Crypto trading can be broadly classified into three categories such as:
- Swing Trading
Swing traders focus on capturing gains over a short or mid-term investment. They tend to stay invested in the underlying assets for somewhere between a few days to some weeks. Swing trading calls for a fundamental analysis of the overall market scenario besides grasping the current trends and pricing patterns.
- Provides more time to anticipate the pricing patterns compared to intraday trading
- Risk is comparatively less as traders stress on grasping the knowledge of technical indicators rather than depending on overnight market shifts
- Demands less active involvement than regular day trading
- Causes less stress for the traders and is somewhat beginner-friendly
- Calls for more practical expertise and in-depth research
- May trigger emotional reactions from the traders as they manage their holdings and see growth over time
- Demands long-term discipline to ensure flawless implementation of a strategy
- Day Trading
Day trading specifically involves crypto traders who buy and sell currency units within the same trading window. Their motive revolves around bagging profits from the sharp fluctuations of prices that they predict by assuming market inefficiencies. Popularly, this form of trading is also referred to as ‘intraday trading’.
- Guarantees profits very quickly
- Develops desirable qualities of a trader like precise risk-controlling ability and emotional stability despite frequent market shifts
- Triggers obsessive behaviour especially when you occasionally procure short-term profits
- Involves greater risk owing to the highly volatile nature of crypto assets
- Generates more pressure on the trader as mistiming a transaction can lead to a substantial loss of money
- Not suitable for newcomers who often depend on short-term trends to ensure gains
- Position Trading
Popularly referred to as ‘trend trading’, here you buy definite units and retain them for longer periods before finally selling them off. To become successful following this concept you have to learn to ignore short-term price movements and plan for several upcoming months. Hence, you should have adequate experience, strong analytical skills, and a disciplined research regimen to perform position trading.
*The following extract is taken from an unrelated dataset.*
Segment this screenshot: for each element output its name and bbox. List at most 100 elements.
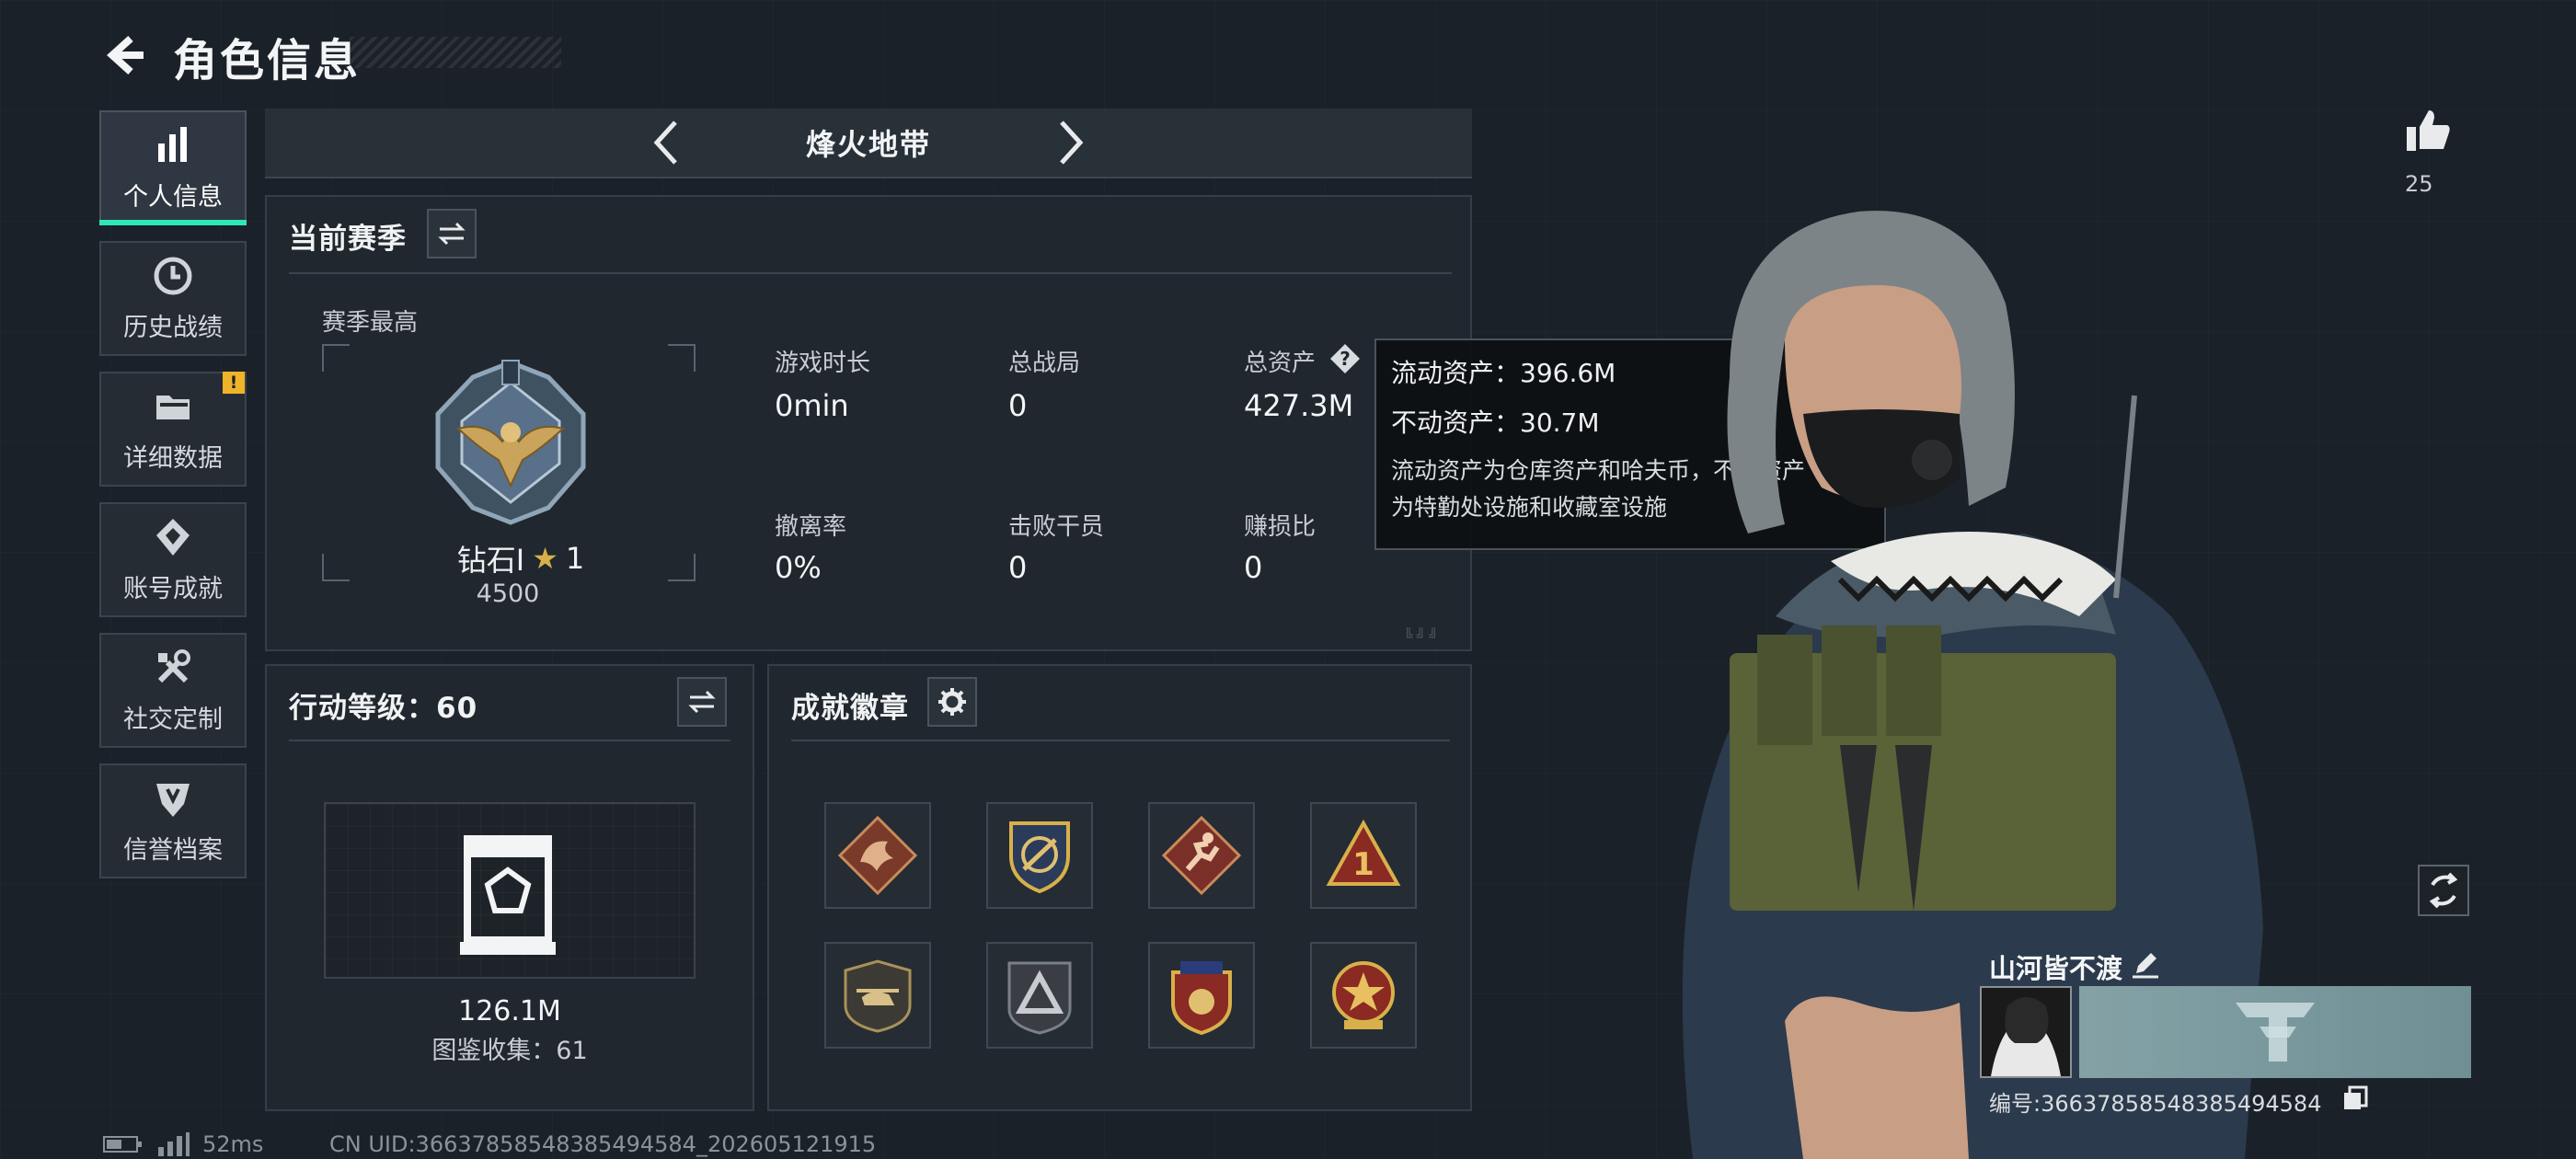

- Allows you to recover the incurred losses over time
- Can be mastered through systematic learning
- Brings in considerably low stress compared to intraday or swing trading
- Enables a trader to begin learning practically with a small investment
- Demands less active involvement
- May limit your other investment opportunities if you predominately rely on crypto stake
- Can attract risk if you stay aloof for too long owing to the highly unpredictable character of cryptocurrencies
- Liquidity has to be compromised as you hope to attain profits over several months or years
How Can Beginners Trade in Cryptocurrency?
Here is a step-by-step guide that will help enthusiastic new crypto traders to begin their journey:
Step 1: Check reviews online and select your preferred crypto trading platform.
Step 2: After registering you can start collecting assets in your wallet. To grab an idea regarding the top performing cryptocurrencies you may refer to that platform’s suggested list.
Step 3: As per the trading styles discussed above, select the one which aligns with your motive. Beginners generally either stick to medium or long-term investments as they are more forgiving.
Step 4: Refer to the in-app technical indicators and expert analysis sections to complete a basic research work.
Step 5: Buy units of a cryptocurrency and hold them for a finite period in your wallet before finally selling them to earn profit.
Due to its extreme volatility, trading in cryptocurrencies carries a risk of losing your invested money. Hence, before investing, you should be aware that not all investors would be a good fit for cryptocurrencies. As a result, you should carefully assess your financial situation before deciding if trading or owning digital assets is right for you.